Sperm whales are the largest of all toothed whales. Males grow up to 60 feet long and weigh up to 58 tons. Female sperm whales are smaller, growing to "only" 37 feet long.
Although they are big and have a mouth full of enormous teeth, sperm whales also find safety in numbers. These are sociable animals, usually traveling in groups of up to 50. During peak breeding season, from late winter to late summer, sperm whales can gather in groups of up to 150 whales.
Such groups consist either of bachelor bulls, or of females and their young accompanied by one or more large males. When not traveling with their harems, these large males roam the world's oceans alone.
And roam they do. Sperm whales cover a tremendous area, traveling from the tropics all the way to the ice packs of both Northern and Southern hemispheres.
They can also be found at a wide range of depths, from the surface, where the spray from their blow hole is distinctively angled, to 10,000 feet down.
What are sperm whales doing at those cold, dark depths? Eating giant squid and octopuses. These whales sometimes bear round sucker marks on their skin from their battles with the big cephalopods. A 36-foot long squid was once found in a sperm whale's stomach.
Although squid and octopuses are sperm whales' main food, an amazing variety of other things have been found in their stomachs: seals, lobsters, sponges, crabs, jellyfish, rocks, sand, glass fishing floats, coconuts, wood, apples, fishing line, shoes, and of course, the ubiquitous scourge of the ocean, plastic bags.
Researchers also recovered a 10-foot blue shark from the stomach of a large male.
And that's why it isn't likely sharks caused the death of the young Oahu sperm whale. Any whale that can swallow a 36-foot giant squid or a 10-foot shark isn't likely to fall prey, or let its offspring fall prey, to a shark, even a big one.
Sure, the carcass of this 20-foot-long whale had several shark bites on it, and sharks were spotted in the vicinity. But that's normal for any carcass drifting in the ocean. Sharks are part of nature's recycling system.
Even though sharks may not be much of a threat to sperm whales, the whales do have two formidable enemies: killer whales and people.
Since killer whales can eat just about anything they come across, they occasionally attack and kill a sperm whale.
People once attacked and killed sperm whales relentlessly, but sperm whales didn't usually go down without a fight. This is, after all, the legendary species that sent sailors flying through the air, smashed their whaleboats and killed Captain Ahab.

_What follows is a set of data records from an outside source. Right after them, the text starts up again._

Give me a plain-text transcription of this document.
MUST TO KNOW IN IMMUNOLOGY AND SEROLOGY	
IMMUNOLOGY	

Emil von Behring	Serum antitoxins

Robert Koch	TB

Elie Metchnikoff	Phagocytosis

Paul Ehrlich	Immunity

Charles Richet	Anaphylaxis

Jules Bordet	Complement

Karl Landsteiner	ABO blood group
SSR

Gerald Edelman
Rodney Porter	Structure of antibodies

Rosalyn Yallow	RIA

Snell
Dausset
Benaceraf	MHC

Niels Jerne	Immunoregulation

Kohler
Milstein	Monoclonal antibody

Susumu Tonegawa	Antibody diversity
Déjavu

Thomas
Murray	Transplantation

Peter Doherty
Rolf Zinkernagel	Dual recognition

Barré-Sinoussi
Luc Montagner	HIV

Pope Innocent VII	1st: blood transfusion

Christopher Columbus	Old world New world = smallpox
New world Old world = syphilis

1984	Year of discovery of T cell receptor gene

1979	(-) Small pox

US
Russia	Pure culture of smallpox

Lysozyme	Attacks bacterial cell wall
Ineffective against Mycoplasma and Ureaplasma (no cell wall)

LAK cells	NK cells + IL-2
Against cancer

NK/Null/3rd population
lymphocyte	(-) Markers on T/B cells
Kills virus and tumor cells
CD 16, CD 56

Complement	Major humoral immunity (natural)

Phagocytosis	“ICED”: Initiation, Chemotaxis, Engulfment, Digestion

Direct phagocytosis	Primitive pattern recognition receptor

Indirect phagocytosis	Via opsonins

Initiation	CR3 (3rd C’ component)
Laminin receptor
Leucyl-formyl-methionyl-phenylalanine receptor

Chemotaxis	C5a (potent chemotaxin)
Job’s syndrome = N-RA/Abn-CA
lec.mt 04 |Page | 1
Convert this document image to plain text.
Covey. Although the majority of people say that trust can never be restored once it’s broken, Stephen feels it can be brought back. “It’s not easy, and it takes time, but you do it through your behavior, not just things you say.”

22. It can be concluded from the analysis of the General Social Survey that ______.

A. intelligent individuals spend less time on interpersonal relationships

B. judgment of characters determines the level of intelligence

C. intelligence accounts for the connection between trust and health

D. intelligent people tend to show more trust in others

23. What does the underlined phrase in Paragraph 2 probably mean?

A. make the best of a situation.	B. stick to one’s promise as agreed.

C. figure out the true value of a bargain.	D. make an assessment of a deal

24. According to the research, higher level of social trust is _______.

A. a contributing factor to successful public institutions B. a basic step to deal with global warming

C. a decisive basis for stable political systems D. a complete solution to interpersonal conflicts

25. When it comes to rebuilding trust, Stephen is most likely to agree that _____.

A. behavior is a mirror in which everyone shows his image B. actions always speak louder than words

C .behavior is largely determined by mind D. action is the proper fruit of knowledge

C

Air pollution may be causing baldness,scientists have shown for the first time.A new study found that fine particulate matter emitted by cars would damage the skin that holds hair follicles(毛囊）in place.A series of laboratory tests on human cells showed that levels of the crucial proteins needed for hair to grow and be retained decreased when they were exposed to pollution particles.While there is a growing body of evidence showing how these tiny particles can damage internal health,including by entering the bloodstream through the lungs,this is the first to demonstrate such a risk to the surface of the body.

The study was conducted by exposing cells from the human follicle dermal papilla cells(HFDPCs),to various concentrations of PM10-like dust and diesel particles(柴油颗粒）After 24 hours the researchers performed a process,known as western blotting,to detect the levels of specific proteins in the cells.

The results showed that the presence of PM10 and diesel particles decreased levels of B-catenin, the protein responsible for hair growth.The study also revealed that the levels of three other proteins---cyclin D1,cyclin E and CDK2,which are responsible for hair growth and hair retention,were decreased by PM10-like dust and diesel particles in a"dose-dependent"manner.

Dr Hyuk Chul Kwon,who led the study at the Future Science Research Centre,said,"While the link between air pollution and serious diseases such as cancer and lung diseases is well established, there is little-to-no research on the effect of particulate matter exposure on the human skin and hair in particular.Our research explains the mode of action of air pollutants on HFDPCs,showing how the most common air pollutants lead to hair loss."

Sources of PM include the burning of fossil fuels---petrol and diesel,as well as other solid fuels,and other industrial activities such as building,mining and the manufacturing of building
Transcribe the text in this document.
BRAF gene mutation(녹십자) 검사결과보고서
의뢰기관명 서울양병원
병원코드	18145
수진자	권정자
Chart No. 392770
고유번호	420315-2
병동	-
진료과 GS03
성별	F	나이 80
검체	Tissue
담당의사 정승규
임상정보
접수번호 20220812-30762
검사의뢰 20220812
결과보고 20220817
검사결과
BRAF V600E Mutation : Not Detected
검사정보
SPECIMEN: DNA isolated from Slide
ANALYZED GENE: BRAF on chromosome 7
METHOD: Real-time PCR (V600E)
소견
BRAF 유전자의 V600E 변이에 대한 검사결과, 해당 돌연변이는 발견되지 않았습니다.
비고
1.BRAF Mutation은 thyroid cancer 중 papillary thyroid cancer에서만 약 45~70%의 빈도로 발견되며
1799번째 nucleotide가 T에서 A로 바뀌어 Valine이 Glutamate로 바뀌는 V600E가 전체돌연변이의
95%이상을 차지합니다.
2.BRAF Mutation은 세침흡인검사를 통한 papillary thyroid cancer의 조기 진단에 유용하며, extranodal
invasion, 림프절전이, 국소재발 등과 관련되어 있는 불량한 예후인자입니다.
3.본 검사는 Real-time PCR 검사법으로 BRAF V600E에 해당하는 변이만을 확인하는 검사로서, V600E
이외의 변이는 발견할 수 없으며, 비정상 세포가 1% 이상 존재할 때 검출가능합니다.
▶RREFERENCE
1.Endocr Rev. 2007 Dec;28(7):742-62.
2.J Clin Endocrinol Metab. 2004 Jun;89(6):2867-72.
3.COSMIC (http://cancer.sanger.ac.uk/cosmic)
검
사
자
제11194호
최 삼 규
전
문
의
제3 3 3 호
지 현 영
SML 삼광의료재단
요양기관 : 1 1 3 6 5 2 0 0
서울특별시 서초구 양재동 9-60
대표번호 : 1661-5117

Commercial hunting of sperm whales began in 1712 when people discovered that the material in the whales' heads made good lamp oil. The most intense hunting came during the Yankee whaling era of the 1800s and the factory ship whaling of this century.
The good news is that although certain populations have been depleted, the sperm whale today is the most abundant of all the great whales.
Sperm whales are spotted occasionally around the main islands but are more common in the waters of Hawaii's northwest chain.
Ancient Hawaiians carved pendants from the teeth of whales that washed ashore but did not hunt sperm whales.